Она повернула назад, в пустынный переулок, и быстро, скупо сказала то, что важно было сказать — не пытаясь ни приукрасить себя, ни оправдать то, что сама не оправдывала.
Алексей молчал, напряженно стиснув губы.
Ей стало страшно, что он не сможет забыть.
— Алеша...
— Не надо, — остановил он ее. — Не надо, Аня. Они снова повернули к ее дому.
— Я вам верю, как самому себе, Аня, — сказал он у ее подъезда. — Вы знаете, единственное, что меня задело...
Она знала — та встреча под Кенигсбергом.
— Так вот, я все понимаю. Я понимаю вас, какая вы тогда были... Мне очень жаль, что я не встретил вас гораздо раньше.
Он взял ее руки, соединил их вместе, подержал их, слегка покачивая, будто баюкая.
— Я вас люблю, — быстро сказал он, отпустил ее руки и почти побежал прочь.
4
Субботний вечер, обычно такой приятный, был испорчен. Пропала Галочка.

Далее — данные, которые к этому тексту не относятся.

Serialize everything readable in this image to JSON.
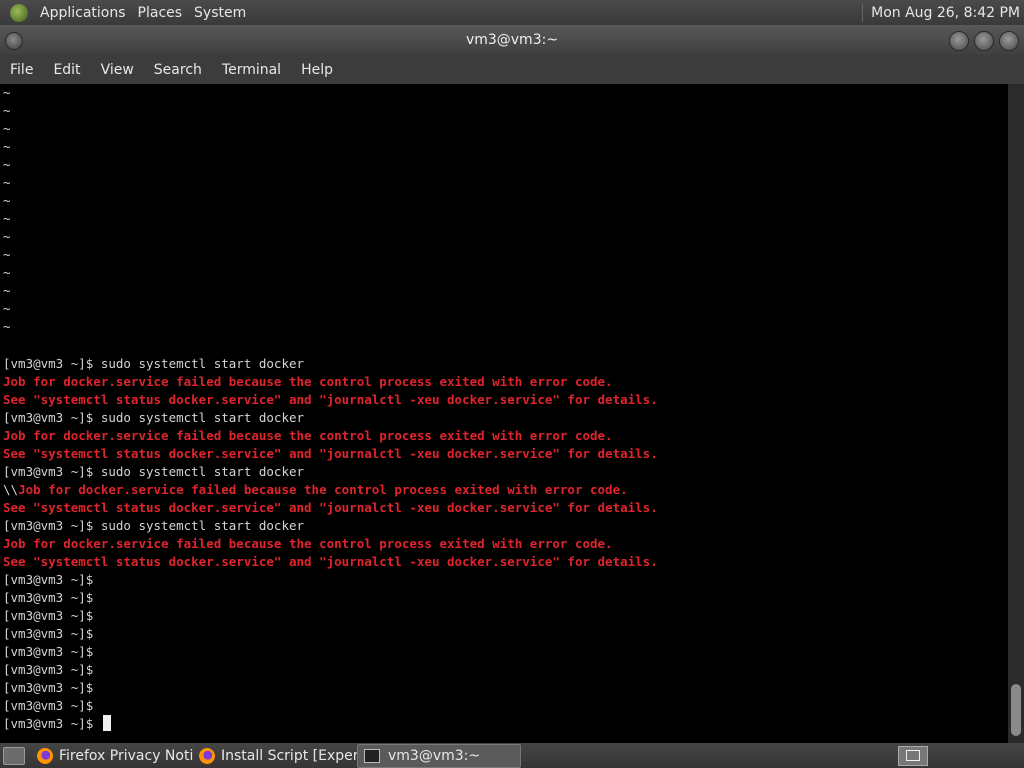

Час назад Воробьев пошел в баню. Галочка увязалась провожать его и взяла с собою Рацию, — собака придавала ей весу в глазах окрестных мальчишек. Они дошли до бани рядком, мирно беседуя. Эта круглолицая смешливая девчушка все больше нравилась Воробьеву, на вопросы товарищей: «Дочка?» —он все охотнее отвечал: «Дочка!» Она ни разу еще не назвала его папой, но Воробьев слышал, как она однажды угрожала своему врагу Митьке черномазому: «Вот скажу папе, он тебя отвалтузит!» Между Воробьевым и Галочкой установился деловой, товарищеский тон, который нравился обоим.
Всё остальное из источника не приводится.